Firstly, let’s cover wild game. Most hunting seasons are over with, so the info we’re covering here has to do with a survival situation and a “grid-down, collapse” scenario. Keeping that in mind, there is quite a good deal of animals that do not hibernate. Deer, elk, rabbits/hares, the migratory birds (ducks and geese), wild boar/pig. I’m not advising eating the wild cats: the bobcat, lynx, or mountain lion, as they have a host of different parasites and not much yield on the meat. Stick with your herbivores, unless you have no other way.
Migratory birds (believe it or not) still hold a high number that do not leave and migrate with the rest. Besides shooting them with a shotgun or rifle, there are other methods to get them if you have no firearm…not nice or socially-acceptable, but we’re going to list them: snares, nets, and the fishhook method. This one involves taking a fishhook and tying it off with nylon line and covering the hook with a ball of bread. I think you can get the picture, and as I mentioned, it’s not the preferred method but it works. You or them: you’ll have to weigh it for yourself.

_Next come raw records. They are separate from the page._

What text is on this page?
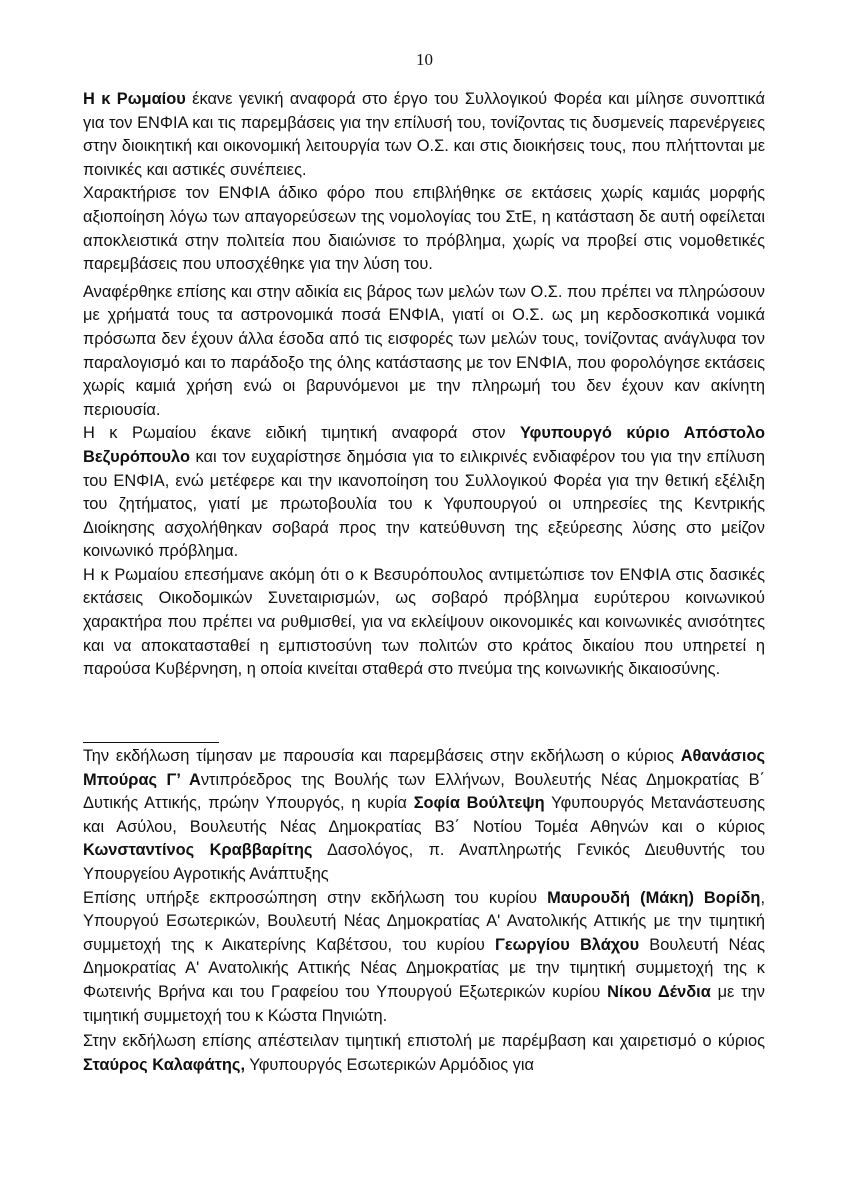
10

Η κ Ρωμαίου έκανε γενική αναφορά στο έργο του Συλλογικού Φορέα και μίλησε συνοπτικά για τον ΕΝΦΙΑ και τις παρεμβάσεις για την επίλυσή του, τονίζοντας τις δυσμενείς παρενέργειες στην διοικητική και οικονομική λειτουργία των Ο.Σ. και στις διοικήσεις τους, που πλήττονται με ποινικές και αστικές συνέπειες.

Χαρακτήρισε τον ΕΝΦΙΑ άδικο φόρο που επιβλήθηκε σε εκτάσεις χωρίς καμιάς μορφής αξιοποίηση λόγω των απαγορεύσεων της νομολογίας του ΣτΕ, η κατάσταση δε αυτή οφείλεται αποκλειστικά στην πολιτεία που διαιώνισε το πρόβλημα, χωρίς να προβεί στις νομοθετικές παρεμβάσεις που υποσχέθηκε για την λύση του.

Αναφέρθηκε επίσης και στην αδικία εις βάρος των μελών των Ο.Σ. που πρέπει να πληρώσουν με χρήματά τους τα αστρονομικά ποσά ΕΝΦΙΑ, γιατί οι Ο.Σ. ως μη κερδοσκοπικά νομικά πρόσωπα δεν έχουν άλλα έσοδα από τις εισφορές των μελών τους, τονίζοντας ανάγλυφα τον παραλογισμό και το παράδοξο της όλης κατάστασης με τον ΕΝΦΙΑ, που φορολόγησε εκτάσεις χωρίς καμιά χρήση ενώ οι βαρυνόμενοι με την πληρωμή του δεν έχουν καν ακίνητη περιουσία.

Η κ Ρωμαίου έκανε ειδική τιμητική αναφορά στον Υφυπουργό κύριο Απόστολο Βεζυρόπουλο και τον ευχαρίστησε δημόσια για το ειλικρινές ενδιαφέρον του για την επίλυση του ΕΝΦΙΑ, ενώ μετέφερε και την ικανοποίηση του Συλλογικού Φορέα για την θετική εξέλιξη του ζητήματος, γιατί με πρωτοβουλία του κ Υφυπουργού οι υπηρεσίες της Κεντρικής Διοίκησης ασχολήθηκαν σοβαρά προς την κατεύθυνση της εξεύρεσης λύσης στο μείζον κοινωνικό πρόβλημα.

Η κ Ρωμαίου επεσήμανε ακόμη ότι ο κ Βεσυρόπουλος αντιμετώπισε τον ΕΝΦΙΑ στις δασικές εκτάσεις Οικοδομικών Συνεταιρισμών, ως σοβαρό πρόβλημα ευρύτερου κοινωνικού χαρακτήρα που πρέπει να ρυθμισθεί, για να εκλείψουν οικονομικές και κοινωνικές ανισότητες και να αποκατασταθεί η εμπιστοσύνη των πολιτών στο κράτος δικαίου που υπηρετεί η παρούσα Κυβέρνηση, η οποία κινείται σταθερά στο πνεύμα της κοινωνικής δικαιοσύνης.

Την εκδήλωση τίμησαν με παρουσία και παρεμβάσεις στην εκδήλωση ο κύριος Αθανάσιος Μπούρας Γ’ Αντιπρόεδρος της Βουλής των Ελλήνων, Βουλευτής Νέας Δημοκρατίας Β΄ Δυτικής Αττικής, πρώην Υπουργός, η κυρία Σοφία Βούλτεψη Υφυπουργός Μετανάστευσης και Ασύλου, Βουλευτής Νέας Δημοκρατίας Β3΄ Νοτίου Τομέα Αθηνών και ο κύριος Κωνσταντίνος Κραββαρίτης Δασολόγος, π. Αναπληρωτής Γενικός Διευθυντής του Υπουργείου Αγροτικής Ανάπτυξης

Επίσης υπήρξε εκπροσώπηση στην εκδήλωση του κυρίου Μαυρουδή (Μάκη) Βορίδη, Υπουργού Εσωτερικών, Βουλευτή Νέας Δημοκρατίας Α' Ανατολικής Αττικής με την τιμητική συμμετοχή της κ Αικατερίνης Καβέτσου, του κυρίου Γεωργίου Βλάχου Βουλευτή Νέας Δημοκρατίας Α' Ανατολικής Αττικής Νέας Δημοκρατίας με την τιμητική συμμετοχή της κ Φωτεινής Βρήνα και του Γραφείου του Υπουργού Εξωτερικών κυρίου Νίκου Δένδια με την τιμητική συμμετοχή του κ Κώστα Πηνιώτη.

Στην εκδήλωση επίσης απέστειλαν τιμητική επιστολή με παρέμβαση και χαιρετισμό ο κύριος Σταύρος Καλαφάτης, Υφυπουργός Εσωτερικών Αρμόδιος για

Snares do work with snow covering the ground. You have to check them periodically, as many times the top layer of snow can melt a bit and form a layer of glazed ice. When you set the snare with snow present, don’t go all the way to the ground: set it about 2” down in the snow. The snowshoe hare is just as his name implies: he hops across the snow with feet that have a surface area to keep him from sinking in the snow…all the way. Two inches? He’ll be in it: and in your snare, he’ll end up across your fire. Secure the snare, and don’t put a “drag” on it. He can get out of it. You want it to lift him off the ground.
Here’s a quick video to demonstrate snaring in winter:
Ice augurs are worth their weight in gold when the ponds and slow-moving streams are iced over. Once again, everything is slowed down, but there will still be fish…just very sluggish with the cold water and the more scarce nature of food. Make sure of your footing before you use the augur, as well as the thickness of the ice to stand. Once through work fast, and pick up your catch with a straight pole or your ice-fishing rig if you’re a regular. To “tent” the enclosure helps to heat your surroundings a big. There are bass, crappie, northern pike (chain pickerel), and catfish, although these latter are truly sluggish. Still, they’re hungry. If you’ve taken any game before fishing, be sure and use scrap meats and entrails for bait.
On the banks of streams and rivers that do not freeze over, search for the pools and you’ll still find crayfish beneath rocks. You need a lot of them for a meal, but they can also be used for bait, and to pick up the bass, use a weight below the crayfish and set them about 6” above it with the hook reverse-bitten through the front of the carapace. Remove the claws, or they’ll hold onto the line. The reverse-bite of the hook is to keep them rightside up…bass are sight-feeders. The backwards movement of the crayfish will attract them and make them strike…they’re hungry and feeding on the bottom during the winter.
A lot of people advocate eating worms, grubs, and other vermin in a survival situation. I don’t advocate it or agree with it. If you find them, use them as bait for something substantial. The protein you derive from a few worms are not going to do the trick. Go for protein that really counts.
Other Vitamin Sources
Vitamin C will pose a big problem with scurvy for a long-term deficiency…under normal conditions. Grid-down and under-the-gun you’ll burn off more energy and nutrients than normal. Pine needles are your answer. About a pound of them, and boil them in a canteen cup or a pot with about a quart of water. This canteen will more than give you your RDA of vitamin C (amounts aren’t exact, because conifers vary) and avoid the scurvy. Also, make sure you cook your wild game really well. Rabbits and hares have tularemia, and there are many wild game animals (such as wild pig) that carry such microorganisms that thorough cooking will rid you of.
As far as plants are concerned, you’re limited to lichens and some mosses. Pick up a good field guide (Peterson’s guides are the best) to identify the types per your geographical area that are edible. Cattail roots may still be able to be taken: these are best boiled and eaten in the manner of potatoes…starchy but palatable. In dire straits, you can remove the bark of trees and eat the inner cambium layer, rich in carbohydrates, vitamins, and minerals. Be advised: it seriously injures or kills the tree, so take this as a last resort when you need it.
The obtaining of winter food will depend on your skills as a hunter, a fisherman, and one who will live off the land. It is not an easy task, and yes, you can practice and refine it. Proper study and preparation will yield results. Tear yourself away from your pumpkin pie and shopping, and get out to observe the way things are in the woods this time of the year. Chances are you’ll learn a few things…that just may help you make it through when it hits the fan. JJ out!